Глава четвертая
Новая стоянка была разбита на правом берегу Кожима, в устье ручья, по которому спустились с перевала.
По всему Кожиму торчали из воды скатившиеся с левобережной горы Росомахи огромные камни. Эти выворотни были самых разнообразных пород: белые, почти эллинские мраморы; красные, будто языки пламени, яшмы; серые булыжные габбро. Вокруг них, заворачиваясь в воронки, кипела кружевной пеной вода.

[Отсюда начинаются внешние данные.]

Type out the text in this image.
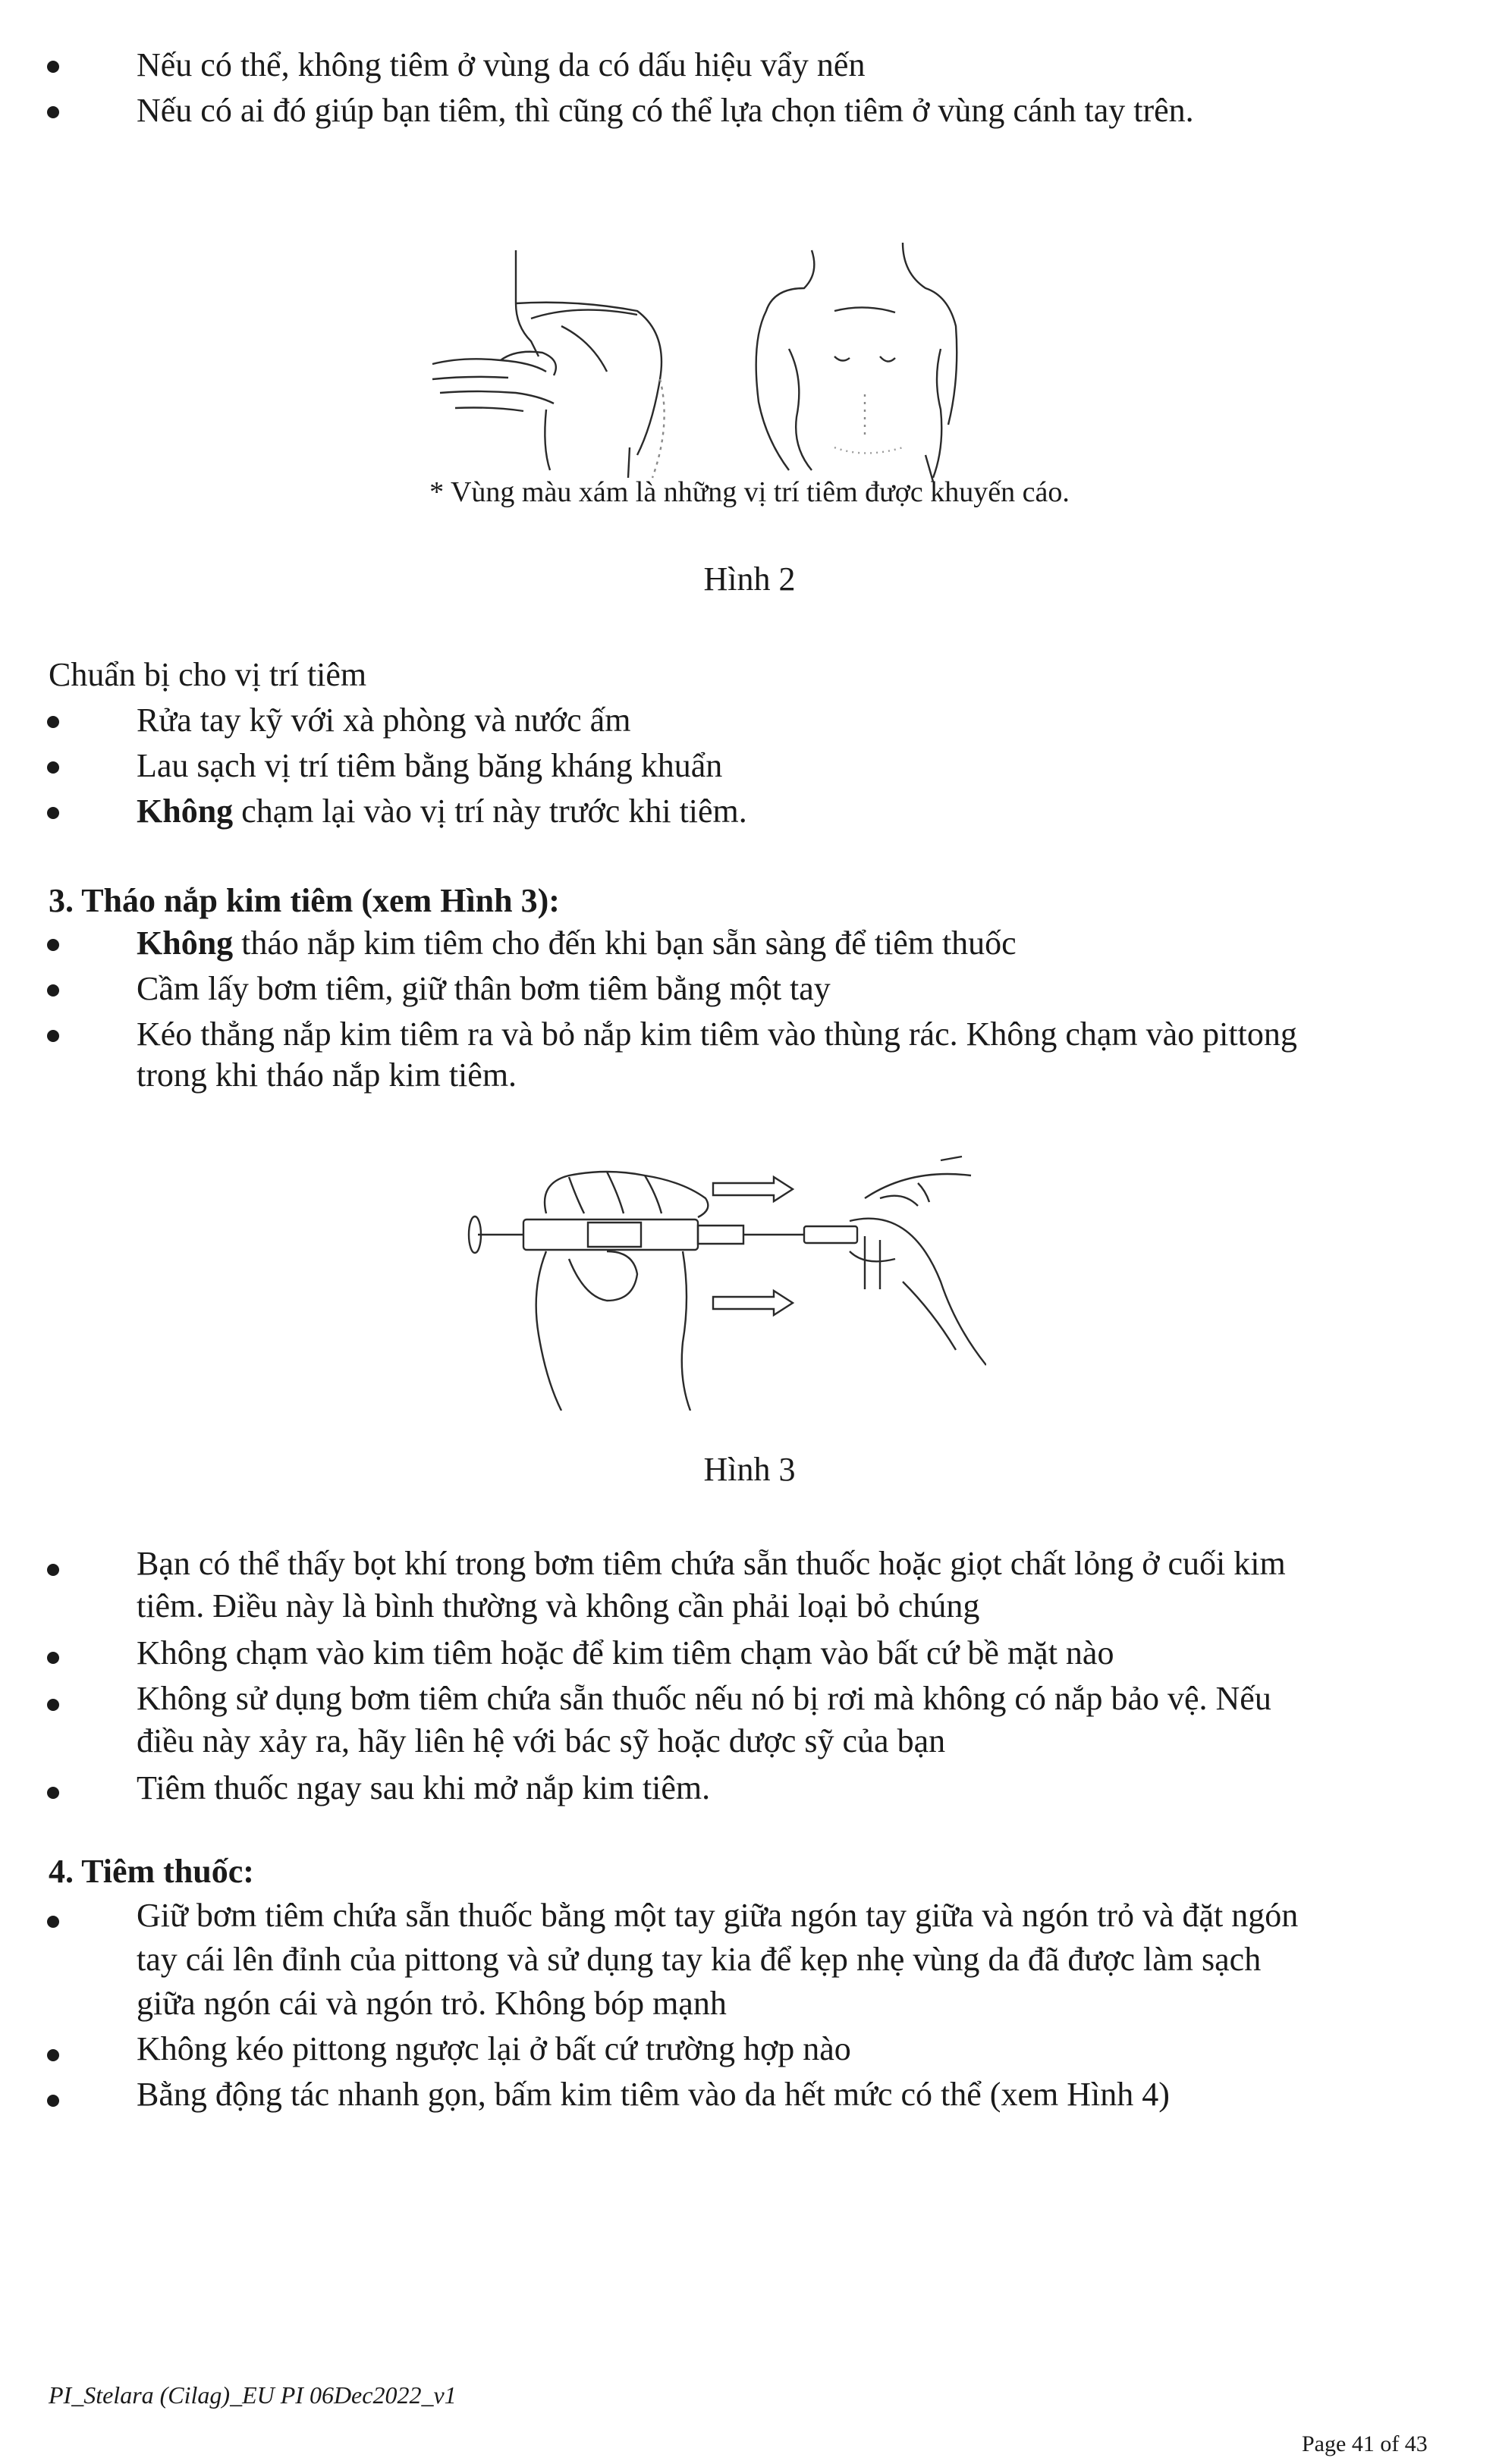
Nếu có thể, không tiêm ở vùng da có dấu hiệu vẩy nến
Nếu có ai đó giúp bạn tiêm, thì cũng có thể lựa chọn tiêm ở vùng cánh tay trên.
* Vùng màu xám là những vị trí tiêm được khuyến cáo.
Hình 2
Chuẩn bị cho vị trí tiêm
Rửa tay kỹ với xà phòng và nước ấm
Lau sạch vị trí tiêm bằng băng kháng khuẩn
Không chạm lại vào vị trí này trước khi tiêm.
3. Tháo nắp kim tiêm (xem Hình 3):
Không tháo nắp kim tiêm cho đến khi bạn sẵn sàng để tiêm thuốc
Cầm lấy bơm tiêm, giữ thân bơm tiêm bằng một tay
Kéo thẳng nắp kim tiêm ra và bỏ nắp kim tiêm vào thùng rác. Không chạm vào pittong
trong khi tháo nắp kim tiêm.
Hình 3
Bạn có thể thấy bọt khí trong bơm tiêm chứa sẵn thuốc hoặc giọt chất lỏng ở cuối kim
tiêm. Điều này là bình thường và không cần phải loại bỏ chúng
Không chạm vào kim tiêm hoặc để kim tiêm chạm vào bất cứ bề mặt nào
Không sử dụng bơm tiêm chứa sẵn thuốc nếu nó bị rơi mà không có nắp bảo vệ. Nếu
điều này xảy ra, hãy liên hệ với bác sỹ hoặc dược sỹ của bạn
Tiêm thuốc ngay sau khi mở nắp kim tiêm.
4. Tiêm thuốc:
Giữ bơm tiêm chứa sẵn thuốc bằng một tay giữa ngón tay giữa và ngón trỏ và đặt ngón
tay cái lên đỉnh của pittong và sử dụng tay kia để kẹp nhẹ vùng da đã được làm sạch
giữa ngón cái và ngón trỏ. Không bóp mạnh
Không kéo pittong ngược lại ở bất cứ trường hợp nào
Bằng động tác nhanh gọn, bấm kim tiêm vào da hết mức có thể (xem Hình 4)
PI_Stelara (Cilag)_EU PI 06Dec2022_v1
Page 41 of 43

В горах все еще таял неурочный июльский снег, и речки, ручьи малые разъярились, как в водополье: сшевеливали с места замшелые глыбы, громыхая, тащили по дну многопудовые валуны. Этот подводный каменный грохот походил на отдаленные раскаты весеннего грома.
Берега ручья — в густых зарослях тальника и черемушника; стволы тут высокие и в оглоблю толщиной, есть из чего и опорные колья для палаток срубить, и дров запасти для костра. А подальше от ручья росли вразброс коренастые северные лиственницы с мягкими бледно-зелеными иголками.
Росомаха мрачной тяжелой громадой нависала над бурлящим Кожимом. Ребристые скалы — в серых, голубых, лиловых, кровянисто-красных лишайниках. И ни кустика, ни травинки. Разваленная вершина — в головокружительной выси. Казалось, ни дождь и ни снег не могли перевалить через нее с запада, однако, как ни странно, именно из-за этой горы и наползала все время непогода.
— Тута всю жизнь мокро, — безрадостно разъяснил Александр Григорьевич. — Потому и камень зовут Росомаха — зверь никогда не разорит охотничью избушку или лабаз без того, чтобы не намочить, не напрудить там.
Для сушки одежды Александр Григорьевич соорудил специальный костер, вокруг которого положил подтесанные сверху толстые бревна, чтобы сидеть. С наветренной стороны поставил навес, покрытый тальниковыми ветками, а близ самого огня понатыкал колышков — развешивать носки, портянки, обутки и прочее барахло.
…Поры в намокшей крыше — как булавочные проколы, и через них сочится в палатку серый, ненастный рассвет. За холодной стенкой громыхает камнями разыгравшийся ручей. И долгое время со сна, кроме этого грохота, ничего не слышно в палатке. Лишь навострив слух, Коркин стал различать понемногу и побрякивание посуды у костра, и сердитое шипение сырых дров в огне, и тихий шелест дождя по брезенту. Потом все эти звуки перекрыл зычный поварский голос:
— Па-адъем!
И забытые во сне заботы с удесятеренной тяжестью навалились на плечи начальника партии. Занятых у воркутинцев продуктов хватило на неделю, на семь маршрутных дней, сегодня на работу идти уже не с чем. Да еще этот проклятый дождик! Через полсотни шагов вымокнешь до последней нитки — какая уж тут работа! Камни скользкие, а ползать надо по кручам да обнажениям, того и гляди, сверзишься, голову сломишь. По правилам техники безопасности дождливые дни у полевиков актируются. Однако были бы в партии продукты, Коркин и сам бы в лагере не сидел и ребят бы разослал по маршрутам: лето проходит, а почти ничего еще не сделано.
Но не лежать же целый день в палатке, дрожа от холода в сыром спальнике! Ежели нельзя геологией заняться, надо побеспокоиться о хлебе насущном, поискать подножных кормов. Вперед, хариус! Прыгай выше головы!
Коркин сел на лежанке и стал натягивать через голову свитер. Тотчас рядом зашевелилась Маша, высунула из спальника покрасневший нос.
— Лежи, — сказал Коркин. — Завтрак я тебе в палатку принесу.
— Не надо. Приду к костру.
Коркин выбрался наружу. Росомахи за рекой как не бывало — скрылась в дымных облаках, повисших в нескольких метрах над землей. Облака забили всю долину, и сквозь их водянистую толщу не пробивался ни один лучик. На березку неслышно оседал холодный дождик.
Выползли из палаток Александр Григорьевич и Вениамин, вылез Герман, и тотчас густо засыпанную серыми каплями лагерную площадку пересекли темно-зеленые полосы — дорожки, все они направлялись к одной точке — к костру, возле которого в задубевшем мокром плаще кашеварил повар. Кухонный костер чадил в центре лагеря, и дорожки образовали на тускло искрящемся поле как бы звезду. За день дорожек больше не прибавится — все будут стараться ходить след в след, чтобы поменьше собирать на себя воды.
— Сегодня лепешки из манки, — объявил Лева. — По паре на нос. Ибо в маршрут вам не идти.
— А себе сколько? — спросил Герман.
— А себе досыта. На то я и повар, — осклабился желтым просверком Лева.